Big content publishers have been discovering more ways to leverage their products beyond the per-article level. With millions of pieces of content stored away, access to the collective data across that content can add a whole new layer of value for the publisher. Accordingly, the Associated Press has partnered with database technology provider MarkLogic to add a more powerful and efficient content analysis tool to its archives.
"With this new tool, we are able to run complex, Boolean searches across millions of articles in our content archive and get back precise returns in seconds or minutes instead of days or weeks," says AP’s vice president of information management Amy Sweigert in a statement. "The application, which helps create customized datasets for AP customers, will also allow us to enrich our archives to make the content more valuable to the business."
In addition to making its stories available to publishers around the globe, the AP also has a b-to-b group that sells data access to its archive of over 500 million pieces of content. The company, however, needed a solution that offered more targeted search and data packaging capabilities on a much faster platform.
"In the past they had to piece together a relational database with a bunch of metadata that they had to query manually," says David Gorbet, vice president of product strategy at MarkLogic. " They couldn’t do targeted, specific queries in an efficient way."
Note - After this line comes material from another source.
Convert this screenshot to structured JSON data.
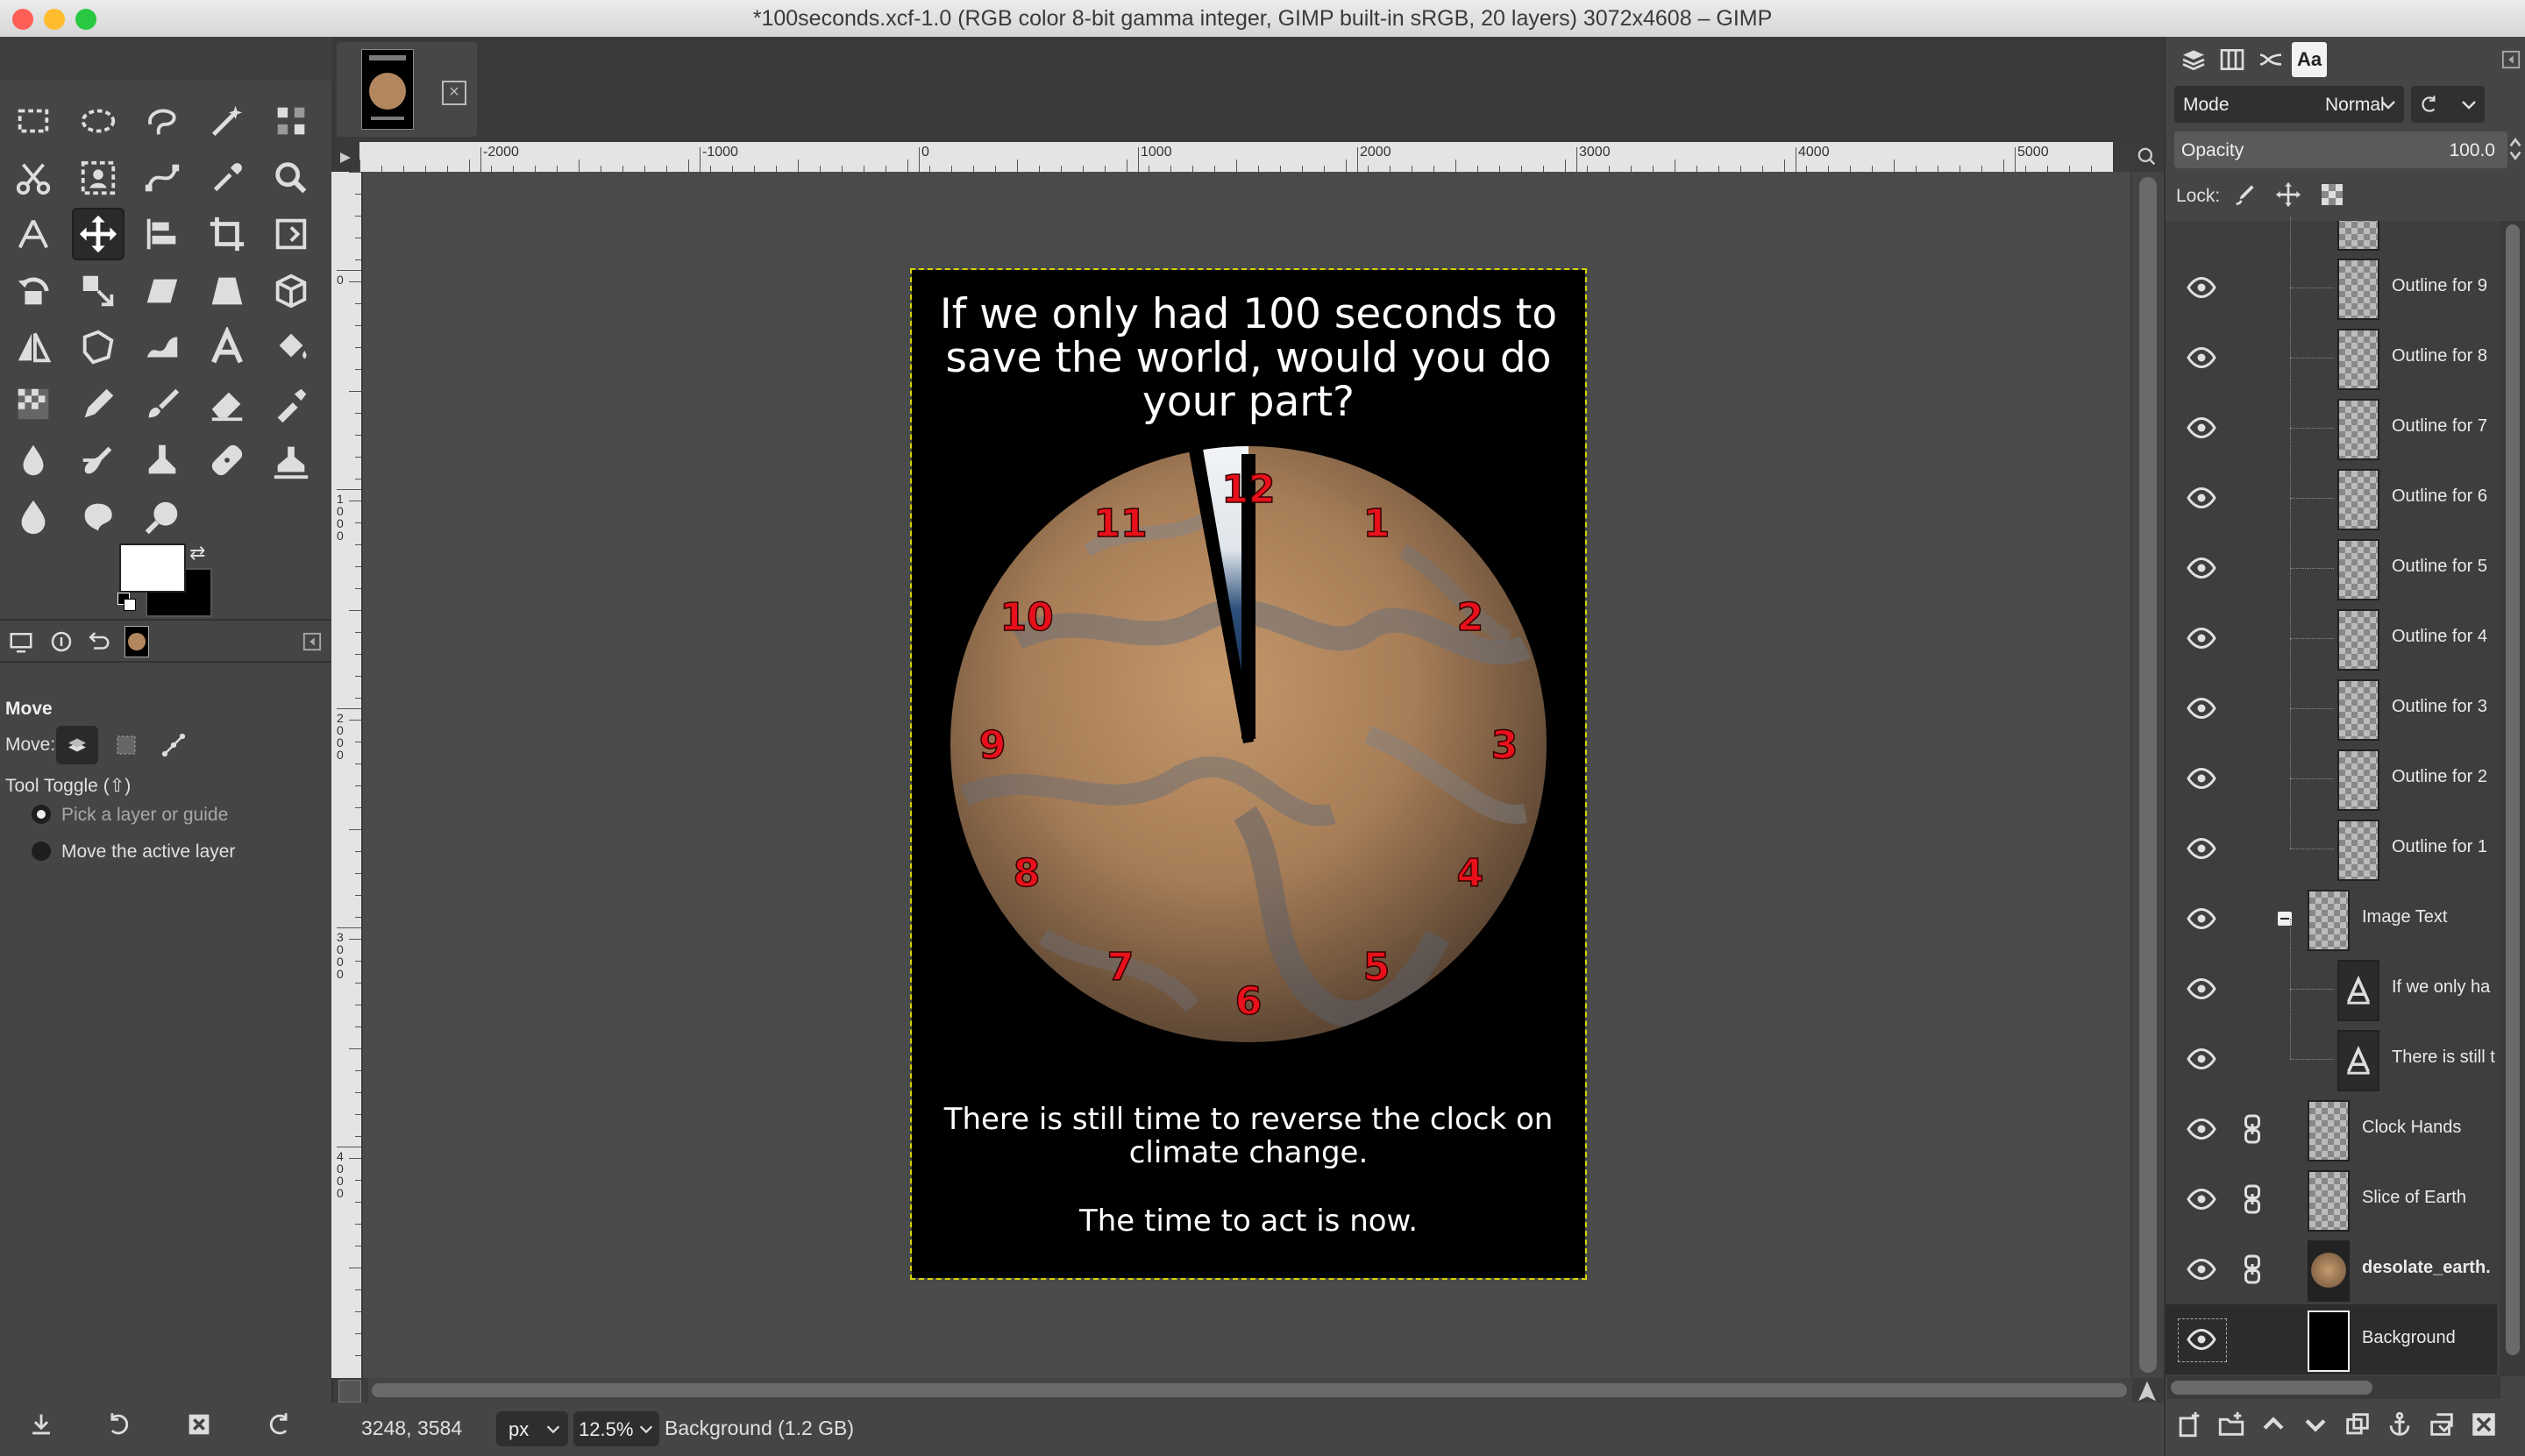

The ability to package and sell data that’s extracted from archives is one way to squeeze more value from content, but Gorbet adds that publishers are also becoming more interested in analytics and want to understand usage and query patterns against their content. Those analytics go a long way in helping the publisher create new content products—something the AP wants to do with its new system, too—and serve up content in realtime that fits certain customer profiles.